Mann steht auf einem Dach, hinter ihm Möwen

Über den Dächern New Yorks: Galcher Lustwerk Foto: Lustwerk Records

Im Sommer 2018 regieren auch sinistre Sounds auf dem Dancefloor: „Der wohlhabenste Ort der Welt ist der Friedhof“, lässt uns der Chicagoer Produzent RP Boo in den Linernotes seines Albums „I’ll tell you what!“ wissen. Nicht wegen der noblen Grabbeigaben, der US-Künstler sieht das verschenkte Kreativpotenzial der Leichen. „Beim Musikmachen geht es nie um mich, sondern um meine Hörerinnen.
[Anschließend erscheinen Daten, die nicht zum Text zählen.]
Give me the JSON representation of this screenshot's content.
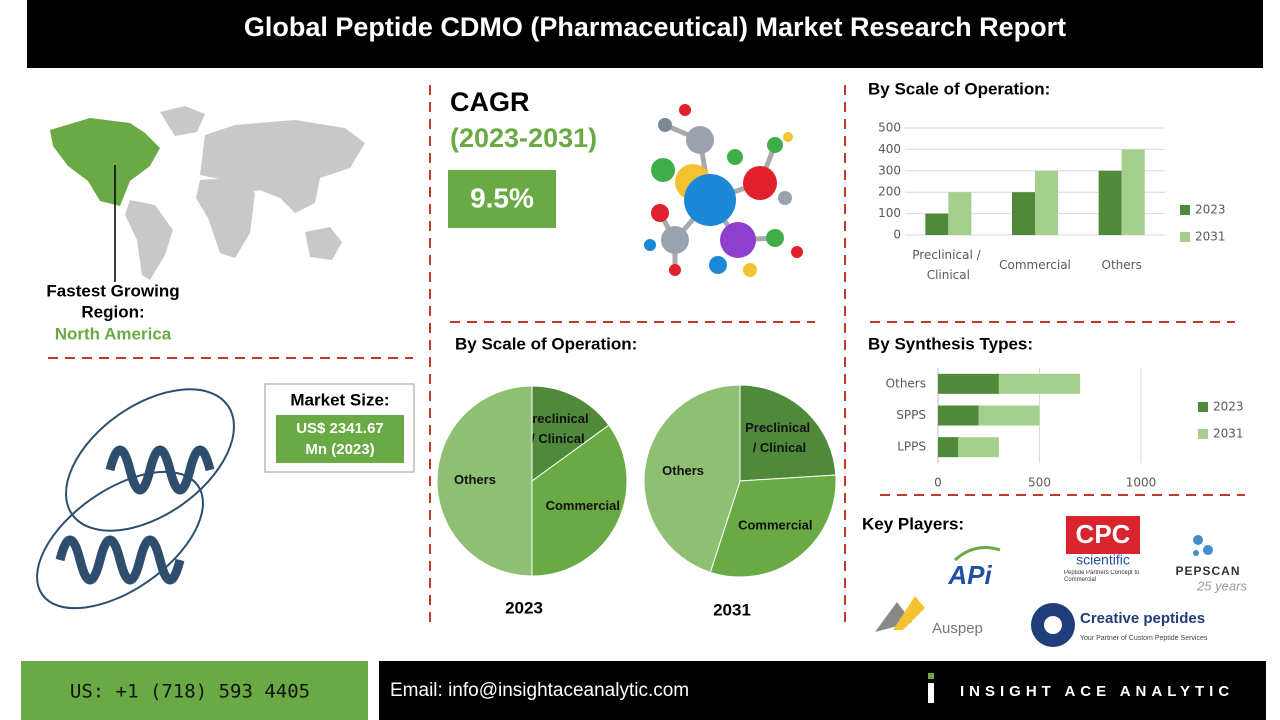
{
  "header": {
    "title": "Global  Peptide CDMO (Pharmaceutical) Market Research Report"
  },
  "region": {
    "label": [
      "Fastest Growing",
      "Region:"
    ],
    "value": "North America"
  },
  "cagr": {
    "label": "CAGR",
    "period": "(2023-2031)",
    "value": "9.5%"
  },
  "market_size": {
    "label": "Market Size:",
    "value": [
      "US$ 2341.67",
      "Mn (2023)"
    ]
  },
  "pie_heading": "By Scale of Operation:",
  "chart_data": [
    {
      "type": "bar",
      "orientation": "vertical",
      "title": "By Scale of Operation:",
      "categories": [
        "Preclinical / Clinical",
        "Commercial",
        "Others"
      ],
      "series": [
        {
          "name": "2023",
          "color": "#4e8a3a",
          "values": [
            100,
            200,
            300
          ]
        },
        {
          "name": "2031",
          "color": "#a5cf8c",
          "values": [
            200,
            300,
            400
          ]
        }
      ],
      "ylim": [
        0,
        500
      ],
      "yticks": [
        0,
        100,
        200,
        300,
        400,
        500
      ],
      "grid": true,
      "legend": "right"
    },
    {
      "type": "pie",
      "title": "2023",
      "categories": [
        "Preclinical / Clinical",
        "Commercial",
        "Others"
      ],
      "values": [
        15,
        35,
        50
      ],
      "colors": [
        "#4e8a3a",
        "#6aaa44",
        "#8fbf72"
      ]
    },
    {
      "type": "pie",
      "title": "2031",
      "categories": [
        "Preclinical / Clinical",
        "Commercial",
        "Others"
      ],
      "values": [
        24,
        31,
        45
      ],
      "colors": [
        "#4e8a3a",
        "#6aaa44",
        "#8fbf72"
      ]
    },
    {
      "type": "bar",
      "orientation": "horizontal",
      "stacked": true,
      "title": "By Synthesis Types:",
      "categories": [
        "Others",
        "SPPS",
        "LPPS"
      ],
      "series": [
        {
          "name": "2023",
          "color": "#4e8a3a",
          "values": [
            300,
            200,
            100
          ]
        },
        {
          "name": "2031",
          "color": "#a5cf8c",
          "values": [
            400,
            300,
            200
          ]
        }
      ],
      "xlim": [
        0,
        1000
      ],
      "xticks": [
        0,
        500,
        1000
      ],
      "grid": true,
      "legend": "right"
    }
  ],
  "key_players": {
    "label": "Key Players:",
    "logos": {
      "api": "APi",
      "cpc": "CPC",
      "cpc_sub": "scientific",
      "cpc_tag": "Peptide Partners Concept to Commercial",
      "pepscan": "PEPSCAN",
      "pepscan_tag": "25 years",
      "auspep": "Auspep",
      "creative": "Creative peptides",
      "creative_tag": "Your Partner of Custom Peptide Services"
    }
  },
  "footer": {
    "phone": "US: +1 (718) 593 4405",
    "email": "Email: info@insightaceanalytic.com",
    "brand": "INSIGHT ACE ANALYTIC"
  }
}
Ich werde mit leeren Händen sterben und vorher alles Kreative verschenken.“ RP Boo ist Pionier der Footworkszene. So genannt, weil Bässe und Beats erhebliche Beinarbeit von Tänzern erfordern. Von Boos Bässen und Stotterstimmenkaskaden werden die Toten auf alle Fälle lebendig. Und die Lebenden können entfesselt rumhüpfen, erstarrt vor Glück. Davon zeugen die zwölf rasend ratternden Tracks auf „I’ll tell you what!“: Es muss nicht immer ein Gesamtkunstwerk sein, manchmal genügt eine Hüpfburg.